Parallel Composition for Statistical Privacy
Dennis Breutigam, Rüdiger Reischuk
TL;DR
The paper introduces Statistical Privacy (SP) as a realistic relaxation of Differential Privacy (DP) that accounts for known but non-identical distributions of database entries. It develops a partition-based subsampling framework, including templates, SAMP operators, and the Sampling Privacy Curve, to derive composition bounds for both nonadaptive and adaptive query sequences under limited background knowledge. The results demonstrate sharper composition bounds than prior distribution-based privacy and show that incorporating distribution entropy can enable more queries with better utility than DP in many scenarios. Practically, SP offers a framework for deploying privacy-preserving analytics when internal data entropy can be harnessed through sampling, reducing the need for heavy external noise. Overall, SP provides a tractable, entropy-aware approach to multi-query privacy with broad applicability to non-identically distributed data and varied background knowledge.
Abstract
Differential Privacy (DP) considers a scenario in which an adversary has almost complete information about the entries of a database. This worst-case assumption is likely to overestimate the privacy threat faced by an individual in practice.
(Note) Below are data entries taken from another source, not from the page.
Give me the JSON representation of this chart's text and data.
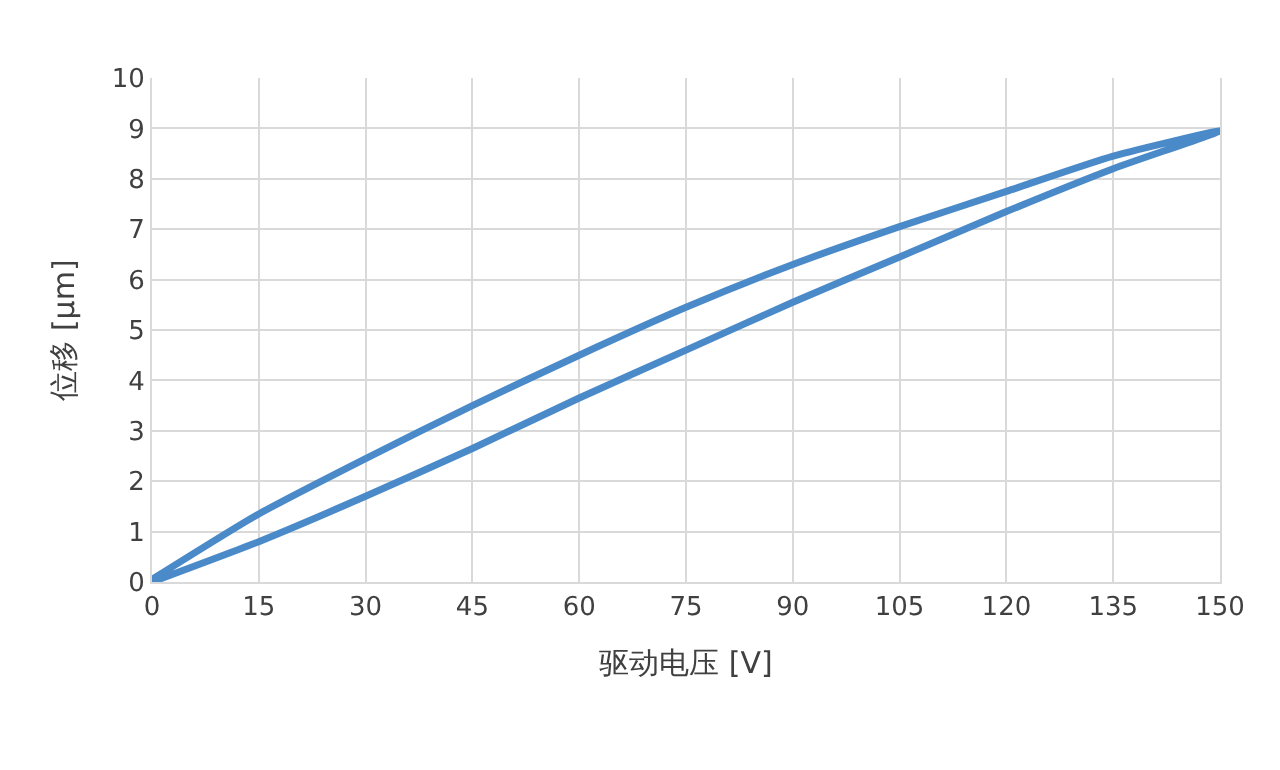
{
  "chart_data": {
    "type": "line",
    "xlabel": "驱动电压 [V]",
    "ylabel": "位移 [μm]",
    "xlim": [
      0,
      150
    ],
    "ylim": [
      0,
      10
    ],
    "xticks": [
      0,
      15,
      30,
      45,
      60,
      75,
      90,
      105,
      120,
      135,
      150
    ],
    "yticks": [
      0,
      1,
      2,
      3,
      4,
      5,
      6,
      7,
      8,
      9,
      10
    ],
    "grid": true,
    "marker": "none",
    "line_style": "solid",
    "series": [
      {
        "color": "#4a8ac9",
        "x": [
          0,
          15,
          30,
          45,
          60,
          75,
          90,
          105,
          120,
          135,
          150,
          135,
          120,
          105,
          90,
          75,
          60,
          45,
          30,
          15,
          0
        ],
        "values": [
          0,
          0.8,
          1.7,
          2.65,
          3.65,
          4.6,
          5.55,
          6.45,
          7.35,
          8.2,
          8.95,
          8.45,
          7.75,
          7.05,
          6.3,
          5.45,
          4.5,
          3.5,
          2.45,
          1.35,
          0.05
        ]
      }
    ]
  }
}
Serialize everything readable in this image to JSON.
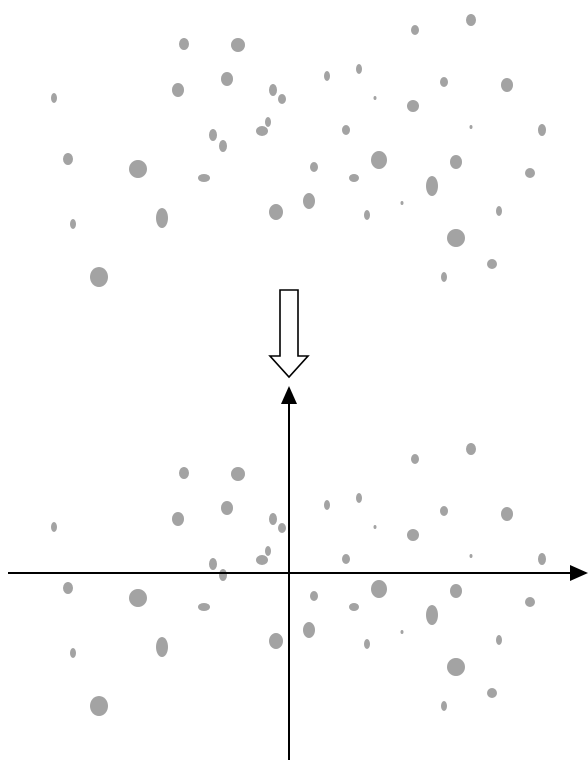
{
  "colors": {
    "background": "#ffffff",
    "dot": "#a3a3a3",
    "axis": "#000000",
    "arrow_fill": "#ffffff",
    "arrow_stroke": "#000000"
  },
  "top_panel": {
    "dots": [
      {
        "id": 1,
        "size": "small"
      },
      {
        "id": 2,
        "size": "small"
      },
      {
        "id": 3,
        "size": "medium"
      },
      {
        "id": 4,
        "size": "small"
      },
      {
        "id": 5,
        "size": "medium"
      },
      {
        "id": 6,
        "size": "small"
      },
      {
        "id": 7,
        "size": "tiny"
      },
      {
        "id": 8,
        "size": "large"
      }
    ]
  },
  "bottom_panel": {
    "has_coordinate_axes": true,
    "x_axis": {
      "arrow": "right"
    },
    "y_axis": {
      "arrow": "up"
    }
  },
  "transition_arrow": {
    "direction": "down",
    "style": "hollow"
  }
}
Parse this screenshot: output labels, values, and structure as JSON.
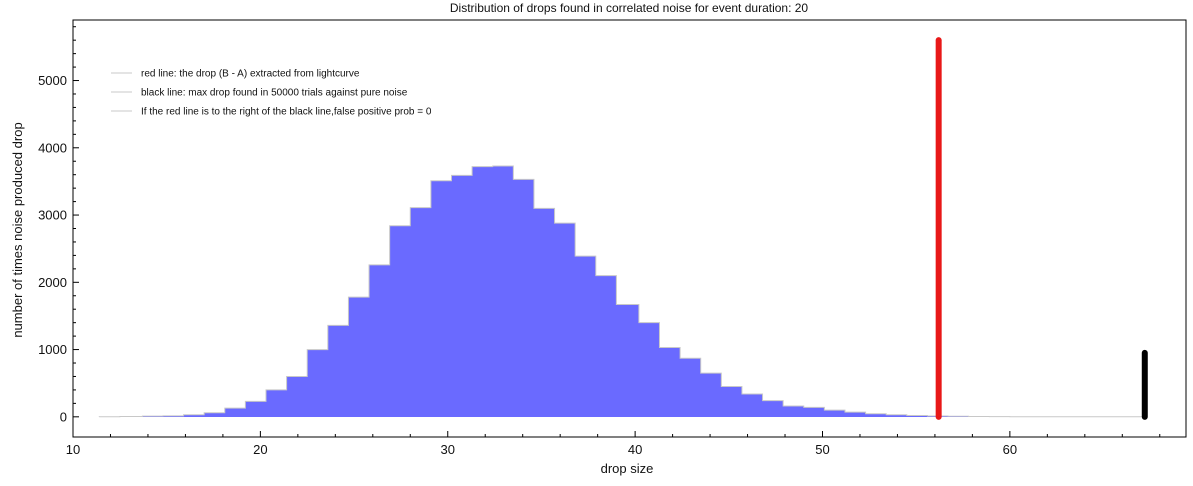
{
  "chart_data": {
    "type": "bar",
    "title": "Distribution of drops found in correlated noise for event duration: 20",
    "xlabel": "drop size",
    "ylabel": "number of times noise produced drop",
    "xlim": [
      10,
      69.4
    ],
    "ylim": [
      -300,
      5900
    ],
    "xticks": [
      10,
      20,
      30,
      40,
      50,
      60
    ],
    "yticks": [
      0,
      1000,
      2000,
      3000,
      4000,
      5000
    ],
    "grid": false,
    "legend_position": "top-left",
    "legend": [
      "red line: the drop (B - A) extracted from lightcurve",
      "black line: max drop found in 50000 trials against pure noise",
      "If the red line is to the right of the black line,false positive prob = 0"
    ],
    "histogram": {
      "bin_edges": [
        11.4,
        12.5,
        13.7,
        14.8,
        15.9,
        17.0,
        18.1,
        19.2,
        20.3,
        21.4,
        22.5,
        23.6,
        24.7,
        25.8,
        26.9,
        28.0,
        29.1,
        30.2,
        31.3,
        32.4,
        33.5,
        34.6,
        35.7,
        36.8,
        37.9,
        39.0,
        40.2,
        41.3,
        42.4,
        43.5,
        44.6,
        45.7,
        46.8,
        47.9,
        49.0,
        50.1,
        51.2,
        52.3,
        53.4,
        54.5,
        55.6,
        56.7,
        57.8,
        58.9,
        60.0,
        61.1,
        62.2,
        63.3,
        64.4,
        65.5,
        66.6,
        67.2
      ],
      "counts": [
        2,
        5,
        10,
        15,
        30,
        60,
        130,
        230,
        400,
        600,
        1000,
        1360,
        1780,
        2260,
        2840,
        3110,
        3510,
        3590,
        3720,
        3730,
        3530,
        3100,
        2880,
        2390,
        2100,
        1670,
        1400,
        1030,
        870,
        650,
        450,
        340,
        240,
        160,
        140,
        100,
        70,
        45,
        30,
        20,
        12,
        8,
        5,
        3,
        2,
        1,
        1,
        1,
        1,
        1,
        1
      ],
      "color": "#6a6aff"
    },
    "vlines": [
      {
        "x": 56.2,
        "ymin": 0,
        "ymax": 5600,
        "color": "#e81818"
      },
      {
        "x": 67.2,
        "ymin": 0,
        "ymax": 950,
        "color": "#000000"
      }
    ],
    "outline_color": "#c8c8c8"
  }
}
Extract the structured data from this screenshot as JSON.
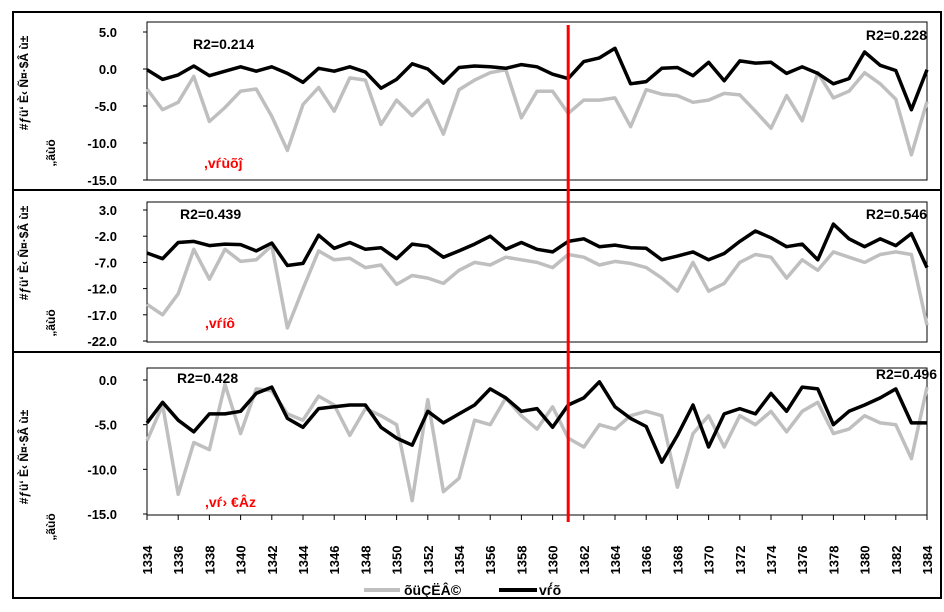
{
  "chart_data": {
    "type": "line",
    "x_ticks": [
      "1334",
      "1336",
      "1338",
      "1340",
      "1342",
      "1344",
      "1346",
      "1348",
      "1350",
      "1352",
      "1354",
      "1356",
      "1358",
      "1360",
      "1362",
      "1364",
      "1366",
      "1368",
      "1370",
      "1372",
      "1374",
      "1376",
      "1378",
      "1380",
      "1382",
      "1384"
    ],
    "ylabel_lines": [
      "#ƒü‘ È‹ Ñ¤·$Â ù±",
      "„ãùö"
    ],
    "legend": [
      {
        "label": "õüÇЁÂ©",
        "color": "#bfbfbf"
      },
      {
        "label": "vѓ́õ",
        "color": "#000000"
      }
    ],
    "divider_year": 1361,
    "divider_color": "#ff0000",
    "series_colors": {
      "gray": "#bfbfbf",
      "black": "#000000"
    },
    "panels": [
      {
        "label": ",vѓùõĵ",
        "yticks": [
          "5.0",
          "0.0",
          "-5.0",
          "-10.0",
          "-15.0"
        ],
        "ylim": [
          -15,
          5
        ],
        "r2_left": "R2=0.214",
        "r2_right": "R2=0.228",
        "series": [
          {
            "key": "gray",
            "values": [
              -2.7,
              -5.5,
              -4.5,
              -1.0,
              -7.1,
              -5.2,
              -3.0,
              -2.7,
              -6.4,
              -11.0,
              -4.8,
              -2.5,
              -5.7,
              -1.2,
              -1.5,
              -7.5,
              -4.2,
              -6.3,
              -4.2,
              -8.8,
              -2.8,
              -1.5,
              -0.5,
              -0.1,
              -6.6,
              -3.0,
              -3.0,
              -6.0,
              -4.2,
              -4.2,
              -3.9,
              -7.8,
              -2.8,
              -3.4,
              -3.6,
              -4.5,
              -4.2,
              -3.3,
              -3.5,
              -5.7,
              -8.0,
              -3.6,
              -7.0,
              -0.5,
              -3.9,
              -3.0,
              -0.5,
              -2.0,
              -4.1,
              -11.6,
              -4.4
            ]
          },
          {
            "key": "black",
            "values": [
              -0.1,
              -1.4,
              -0.8,
              0.4,
              -0.9,
              -0.3,
              0.3,
              -0.3,
              0.3,
              -0.6,
              -1.8,
              0.1,
              -0.3,
              0.3,
              -0.4,
              -2.6,
              -1.4,
              0.7,
              0.0,
              -1.9,
              0.2,
              0.4,
              0.3,
              0.1,
              0.6,
              0.3,
              -0.7,
              -1.3,
              1.0,
              1.5,
              2.8,
              -2.0,
              -1.7,
              0.1,
              0.2,
              -0.9,
              0.9,
              -1.6,
              1.1,
              0.8,
              0.9,
              -0.6,
              0.3,
              -0.6,
              -2.0,
              -1.3,
              2.3,
              0.5,
              -0.2,
              -5.5,
              -0.1
            ]
          }
        ]
      },
      {
        "label": ",vѓíô",
        "yticks": [
          "3.0",
          "-2.0",
          "-7.0",
          "-12.0",
          "-17.0",
          "-22.0"
        ],
        "ylim": [
          -22,
          3
        ],
        "r2_left": "R2=0.439",
        "r2_right": "R2=0.546",
        "series": [
          {
            "key": "gray",
            "values": [
              -15.0,
              -17.0,
              -13.0,
              -4.5,
              -10.2,
              -4.5,
              -6.8,
              -6.5,
              -3.8,
              -19.5,
              -12.0,
              -4.8,
              -6.5,
              -6.2,
              -8.0,
              -7.5,
              -11.2,
              -9.5,
              -10.0,
              -11.0,
              -8.5,
              -7.0,
              -7.5,
              -6.0,
              -6.5,
              -7.0,
              -8.0,
              -5.5,
              -6.0,
              -7.5,
              -6.8,
              -7.2,
              -8.0,
              -10.0,
              -12.5,
              -7.0,
              -12.5,
              -11.0,
              -7.0,
              -5.5,
              -6.0,
              -10.0,
              -6.5,
              -8.5,
              -5.0,
              -6.0,
              -7.0,
              -5.5,
              -5.0,
              -5.5,
              -19.0
            ]
          },
          {
            "key": "black",
            "values": [
              -5.2,
              -6.3,
              -3.2,
              -3.0,
              -3.8,
              -3.5,
              -3.6,
              -4.8,
              -3.3,
              -7.6,
              -7.2,
              -1.8,
              -4.3,
              -3.2,
              -4.5,
              -4.2,
              -6.3,
              -3.5,
              -3.9,
              -6.0,
              -4.8,
              -3.5,
              -2.0,
              -4.5,
              -3.2,
              -4.5,
              -5.0,
              -3.0,
              -2.5,
              -4.0,
              -3.7,
              -4.2,
              -4.3,
              -6.5,
              -5.8,
              -5.0,
              -6.5,
              -5.3,
              -3.0,
              -1.0,
              -2.3,
              -4.0,
              -3.5,
              -6.5,
              0.3,
              -2.5,
              -4.0,
              -2.5,
              -3.8,
              -1.5,
              -8.0
            ]
          }
        ]
      },
      {
        "label": ",vѓ› €Âz",
        "yticks": [
          "0.0",
          "-5.0",
          "-10.0",
          "-15.0"
        ],
        "ylim": [
          -15,
          2.5
        ],
        "r2_left": "R2=0.428",
        "r2_right": "R2=0.496",
        "series": [
          {
            "key": "gray",
            "values": [
              -6.8,
              -2.8,
              -12.8,
              -7.0,
              -7.8,
              -0.5,
              -6.0,
              -1.0,
              -1.2,
              -3.8,
              -4.5,
              -1.8,
              -2.8,
              -6.2,
              -3.2,
              -4.0,
              -5.0,
              -13.5,
              -2.2,
              -12.5,
              -11.0,
              -4.5,
              -5.0,
              -2.0,
              -4.0,
              -5.5,
              -3.0,
              -6.5,
              -7.5,
              -5.0,
              -5.5,
              -4.0,
              -3.5,
              -4.0,
              -12.0,
              -6.0,
              -4.0,
              -7.5,
              -4.0,
              -5.0,
              -3.5,
              -5.8,
              -3.5,
              -2.5,
              -6.0,
              -5.5,
              -4.0,
              -4.8,
              -5.0,
              -8.8,
              -0.8
            ]
          },
          {
            "key": "black",
            "values": [
              -4.8,
              -2.5,
              -4.5,
              -5.8,
              -3.8,
              -3.8,
              -3.5,
              -1.5,
              -0.8,
              -4.3,
              -5.3,
              -3.2,
              -3.0,
              -2.8,
              -2.8,
              -5.3,
              -6.5,
              -7.3,
              -3.5,
              -4.8,
              -3.8,
              -2.8,
              -1.0,
              -2.0,
              -3.5,
              -3.2,
              -5.3,
              -2.8,
              -2.0,
              -0.2,
              -3.0,
              -4.3,
              -5.2,
              -9.2,
              -6.2,
              -2.8,
              -7.5,
              -3.8,
              -3.2,
              -3.8,
              -1.5,
              -3.5,
              -0.8,
              -1.0,
              -5.0,
              -3.5,
              -2.8,
              -2.0,
              -1.0,
              -4.8,
              -4.8
            ]
          }
        ]
      }
    ]
  }
}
In contrast, Statistical Privacy (SP), as well as related notions such as noiseless privacy or limited background knowledge privacy, describe a setting in which the adversary knows the distribution of the database entries, but not their exact realizations. In this case, privacy analysis must account for the interaction between uncertainty induced by the entropy of the underlying distributions and privacy mechanisms that distort query answers, which can be highly non-trivial. This paper investigates this problem for multiple queries (composition). A privacy mechanism is proposed that is based on subsampling and randomly partitioning the database to bound the dependency among queries. This way for the first time, to the best of our knowledge, upper privacy bounds against limited adversaries are obtained without any further restriction on the database. These bounds show that in realistic application scenarios taking the entropy of distributions into account yields improvements of privacy and precision guarantees. We illustrate examples where for fixed privacy parameters and utility loss SP allows significantly more queries than DP.